There are many viruses that you can have yourself vaccinated
against, and sometime, like in the case of small pox, the vaccination can
completely eradicate the virus from the face of the planet. HIV, however, is not
one of them. It changes frequently and has evolved into many different strains
presenting with varying behaviour. These strains can be so different that some antiviral
drugs can be efficient only against one of them but not another.
One of the ways these strains differ is how they enter cells.
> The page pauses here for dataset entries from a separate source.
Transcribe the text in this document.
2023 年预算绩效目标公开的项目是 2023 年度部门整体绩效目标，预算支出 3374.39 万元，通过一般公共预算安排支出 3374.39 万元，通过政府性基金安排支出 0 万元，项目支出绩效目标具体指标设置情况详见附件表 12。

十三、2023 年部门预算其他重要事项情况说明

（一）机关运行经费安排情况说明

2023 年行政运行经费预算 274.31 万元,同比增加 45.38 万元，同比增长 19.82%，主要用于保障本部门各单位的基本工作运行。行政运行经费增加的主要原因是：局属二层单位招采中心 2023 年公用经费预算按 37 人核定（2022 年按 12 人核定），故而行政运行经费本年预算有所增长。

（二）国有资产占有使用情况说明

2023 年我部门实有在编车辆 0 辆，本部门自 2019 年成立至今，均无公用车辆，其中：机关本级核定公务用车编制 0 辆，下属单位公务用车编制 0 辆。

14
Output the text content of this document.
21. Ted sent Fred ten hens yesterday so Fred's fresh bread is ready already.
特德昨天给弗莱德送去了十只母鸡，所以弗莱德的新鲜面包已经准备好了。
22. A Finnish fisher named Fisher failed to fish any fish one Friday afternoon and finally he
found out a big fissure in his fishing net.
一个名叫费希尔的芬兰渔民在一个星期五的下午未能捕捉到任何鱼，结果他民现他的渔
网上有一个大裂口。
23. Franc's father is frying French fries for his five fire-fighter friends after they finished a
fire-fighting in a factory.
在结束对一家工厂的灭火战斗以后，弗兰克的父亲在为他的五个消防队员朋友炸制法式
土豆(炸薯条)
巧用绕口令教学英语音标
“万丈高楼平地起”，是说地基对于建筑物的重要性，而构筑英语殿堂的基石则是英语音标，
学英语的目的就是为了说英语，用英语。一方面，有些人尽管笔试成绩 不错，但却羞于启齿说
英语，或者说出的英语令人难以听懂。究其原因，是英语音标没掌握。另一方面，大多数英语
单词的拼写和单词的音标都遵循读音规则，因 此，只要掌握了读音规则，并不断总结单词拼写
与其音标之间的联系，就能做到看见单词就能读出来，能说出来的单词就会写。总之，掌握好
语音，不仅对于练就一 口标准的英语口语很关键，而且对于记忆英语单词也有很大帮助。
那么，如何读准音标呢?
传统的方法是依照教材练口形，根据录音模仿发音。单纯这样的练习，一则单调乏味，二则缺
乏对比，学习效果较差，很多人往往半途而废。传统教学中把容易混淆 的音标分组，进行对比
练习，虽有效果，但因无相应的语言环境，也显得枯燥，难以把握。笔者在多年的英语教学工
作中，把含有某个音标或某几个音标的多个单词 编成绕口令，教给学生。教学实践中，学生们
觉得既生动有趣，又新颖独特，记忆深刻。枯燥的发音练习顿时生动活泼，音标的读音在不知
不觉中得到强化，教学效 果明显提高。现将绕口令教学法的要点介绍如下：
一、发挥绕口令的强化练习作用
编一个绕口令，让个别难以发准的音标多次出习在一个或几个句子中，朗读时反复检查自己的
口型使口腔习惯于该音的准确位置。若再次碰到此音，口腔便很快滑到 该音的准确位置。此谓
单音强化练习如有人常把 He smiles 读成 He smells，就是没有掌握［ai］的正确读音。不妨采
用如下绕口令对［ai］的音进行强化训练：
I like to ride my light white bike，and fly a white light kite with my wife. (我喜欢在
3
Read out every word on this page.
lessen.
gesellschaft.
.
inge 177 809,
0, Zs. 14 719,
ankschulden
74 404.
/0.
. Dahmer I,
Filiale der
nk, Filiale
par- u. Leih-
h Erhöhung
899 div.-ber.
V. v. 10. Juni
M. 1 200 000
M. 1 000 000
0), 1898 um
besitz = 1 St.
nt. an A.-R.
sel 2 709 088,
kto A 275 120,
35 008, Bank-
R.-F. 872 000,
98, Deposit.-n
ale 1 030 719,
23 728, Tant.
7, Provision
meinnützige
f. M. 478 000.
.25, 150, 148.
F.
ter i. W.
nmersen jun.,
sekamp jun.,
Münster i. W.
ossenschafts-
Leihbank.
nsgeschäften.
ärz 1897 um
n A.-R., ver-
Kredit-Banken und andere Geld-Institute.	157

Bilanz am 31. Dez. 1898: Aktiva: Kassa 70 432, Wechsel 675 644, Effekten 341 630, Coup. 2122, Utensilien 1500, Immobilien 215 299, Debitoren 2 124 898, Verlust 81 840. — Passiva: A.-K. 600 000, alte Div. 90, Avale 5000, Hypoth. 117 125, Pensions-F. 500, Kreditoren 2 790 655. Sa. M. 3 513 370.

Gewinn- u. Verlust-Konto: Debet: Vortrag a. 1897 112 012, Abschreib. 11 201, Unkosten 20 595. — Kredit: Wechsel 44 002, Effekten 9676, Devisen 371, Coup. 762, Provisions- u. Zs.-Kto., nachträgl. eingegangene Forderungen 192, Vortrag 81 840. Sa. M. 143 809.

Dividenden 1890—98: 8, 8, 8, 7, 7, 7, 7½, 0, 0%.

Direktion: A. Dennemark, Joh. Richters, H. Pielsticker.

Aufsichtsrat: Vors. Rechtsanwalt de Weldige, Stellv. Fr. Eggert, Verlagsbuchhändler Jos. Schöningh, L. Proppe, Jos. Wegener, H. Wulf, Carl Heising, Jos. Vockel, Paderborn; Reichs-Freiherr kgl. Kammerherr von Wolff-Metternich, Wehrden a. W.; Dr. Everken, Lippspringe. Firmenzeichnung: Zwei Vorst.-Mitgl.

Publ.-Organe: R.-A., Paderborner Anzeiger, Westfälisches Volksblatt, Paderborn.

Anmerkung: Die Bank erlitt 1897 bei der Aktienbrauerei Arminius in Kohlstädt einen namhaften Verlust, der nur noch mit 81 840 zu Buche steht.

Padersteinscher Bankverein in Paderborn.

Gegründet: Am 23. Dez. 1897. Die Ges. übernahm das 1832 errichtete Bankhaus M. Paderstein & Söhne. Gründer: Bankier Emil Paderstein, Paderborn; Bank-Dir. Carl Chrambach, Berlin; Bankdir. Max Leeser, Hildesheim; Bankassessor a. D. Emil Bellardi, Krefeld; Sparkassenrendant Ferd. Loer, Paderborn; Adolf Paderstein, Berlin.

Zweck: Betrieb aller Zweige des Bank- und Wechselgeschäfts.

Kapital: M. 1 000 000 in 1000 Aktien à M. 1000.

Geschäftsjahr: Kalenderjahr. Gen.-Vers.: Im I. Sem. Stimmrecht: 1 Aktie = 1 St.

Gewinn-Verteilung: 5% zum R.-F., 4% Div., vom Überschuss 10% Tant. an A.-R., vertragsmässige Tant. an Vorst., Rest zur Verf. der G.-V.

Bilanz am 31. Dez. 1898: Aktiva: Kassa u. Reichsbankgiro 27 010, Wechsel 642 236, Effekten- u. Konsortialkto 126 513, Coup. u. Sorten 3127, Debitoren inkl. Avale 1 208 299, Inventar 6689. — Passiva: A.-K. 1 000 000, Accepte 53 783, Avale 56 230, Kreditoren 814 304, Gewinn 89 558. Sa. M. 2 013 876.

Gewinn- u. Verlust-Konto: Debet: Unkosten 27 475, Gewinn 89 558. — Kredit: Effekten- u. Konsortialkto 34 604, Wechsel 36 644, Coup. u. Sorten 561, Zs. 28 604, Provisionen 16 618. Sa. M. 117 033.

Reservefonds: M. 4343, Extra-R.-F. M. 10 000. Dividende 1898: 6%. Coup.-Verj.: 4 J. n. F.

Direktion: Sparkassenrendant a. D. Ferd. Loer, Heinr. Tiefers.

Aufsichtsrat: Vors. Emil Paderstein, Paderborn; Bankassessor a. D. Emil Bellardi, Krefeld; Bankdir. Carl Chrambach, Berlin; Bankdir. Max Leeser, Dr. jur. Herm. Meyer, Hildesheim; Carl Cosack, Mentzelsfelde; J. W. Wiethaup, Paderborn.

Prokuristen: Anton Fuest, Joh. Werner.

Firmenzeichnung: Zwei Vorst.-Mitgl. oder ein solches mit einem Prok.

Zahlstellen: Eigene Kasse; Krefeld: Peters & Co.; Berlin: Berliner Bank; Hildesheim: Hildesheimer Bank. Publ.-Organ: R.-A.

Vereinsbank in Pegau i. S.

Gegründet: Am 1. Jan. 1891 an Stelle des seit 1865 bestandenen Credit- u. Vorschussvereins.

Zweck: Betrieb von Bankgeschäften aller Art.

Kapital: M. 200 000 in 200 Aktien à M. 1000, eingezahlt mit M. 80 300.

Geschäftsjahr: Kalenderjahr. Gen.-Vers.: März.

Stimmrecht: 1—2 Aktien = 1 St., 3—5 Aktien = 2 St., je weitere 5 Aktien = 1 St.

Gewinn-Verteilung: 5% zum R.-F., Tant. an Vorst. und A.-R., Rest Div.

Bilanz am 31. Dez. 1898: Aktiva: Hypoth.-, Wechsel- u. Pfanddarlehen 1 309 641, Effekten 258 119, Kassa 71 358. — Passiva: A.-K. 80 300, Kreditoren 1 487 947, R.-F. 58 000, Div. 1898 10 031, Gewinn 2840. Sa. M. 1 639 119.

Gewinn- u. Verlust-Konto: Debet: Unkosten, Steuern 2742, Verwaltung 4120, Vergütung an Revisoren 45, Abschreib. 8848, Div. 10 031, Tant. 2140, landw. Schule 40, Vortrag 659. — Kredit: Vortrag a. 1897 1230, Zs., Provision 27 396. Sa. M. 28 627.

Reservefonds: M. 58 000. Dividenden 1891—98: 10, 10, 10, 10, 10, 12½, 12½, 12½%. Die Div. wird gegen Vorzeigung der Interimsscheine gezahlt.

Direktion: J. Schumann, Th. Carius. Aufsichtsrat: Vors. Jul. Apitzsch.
You can think of a cell as a large room with many doors leading to it. And of
HIV virus as a small malicious robot that enters these rooms and consumes them
from the inside to manufacture its own copies. To open the doors, the robots
have specialised arms. However some strains of the virus have arms that can
only pull handles, while others can only turn knobs. This is mirrored in
anti-HIV medications. For example, following this analogy, some drugs act as
attachments that you put on the knobs to give them rectangular shape. The
knob-turning virus won’t be able to grab it and get inside the cell anymore.
However, the same drug won’t affect the handles and therefore have no effect on
the handle-pulling virus. There are also strains of HIV that can both pull
handles and turn knobs, but that’s a different story.
A recent publication (1) has revealed that our platelets (the tiny
cell-like structures in our blood responsible for clotting) can secrete quite large
amounts a long known protein called platelet factor 4 (PF4) that actually gets
in the way of HIV infection. It does so by a mechanism similar to the one of
the drug turning a round knob into a rectangle, but this protein does not bind
to the doors on the cells, but instead to the virus arms. The data suggests
that PF4 does not attach to the “fingers” of the viral arm, but rather in some
way grabs it by the wrist and gets in the way of it getting a hold of the
handle. Or the knob for that matter, as the researchers have shown that PF4 can
affect both handle-pulling and knob-turning HIV strains. However, HIV virus
isolated from a small number of people seemed to be unaffected by PF4. And this
is another example of HIV diversity – most of the analysed strains are
inhibited by PF4, but some – are not.
The research is interesting for a few reasons. Firstly, it
identifies an important part of the HIV “arm” – the wrist. Much research has
been focused on the fingers or the handles/knobs as it is them that interact
with each other directly. It was interesting to see how grabbing the wrist can
also significantly affect the ability of the virus to open the doors. Secondly,
as the authors point out, PF4 not only binds the viral arm, but also activates
the immune system cells, which might in turn further facilitate fending off the
virus. Thirdly, identifying a new way by which body’s own proteins interfere
with viral infection can open some doors to development of new drugs. And
finally, as mentioned before, it further highlights the diversity of HIV, as
there was a small number of patients whose virus did not seem to have been
affected by PF4. This in turn further underlines the fact that, unlike for many
other viruses, HIV therapy should be personalised to the behaviour of the
particular strain infecting the particular patient.
1. Identification of the platelet-derived chemokine CXCL4/PF-4 as a broad-spectrum HIV-1 inhibitor.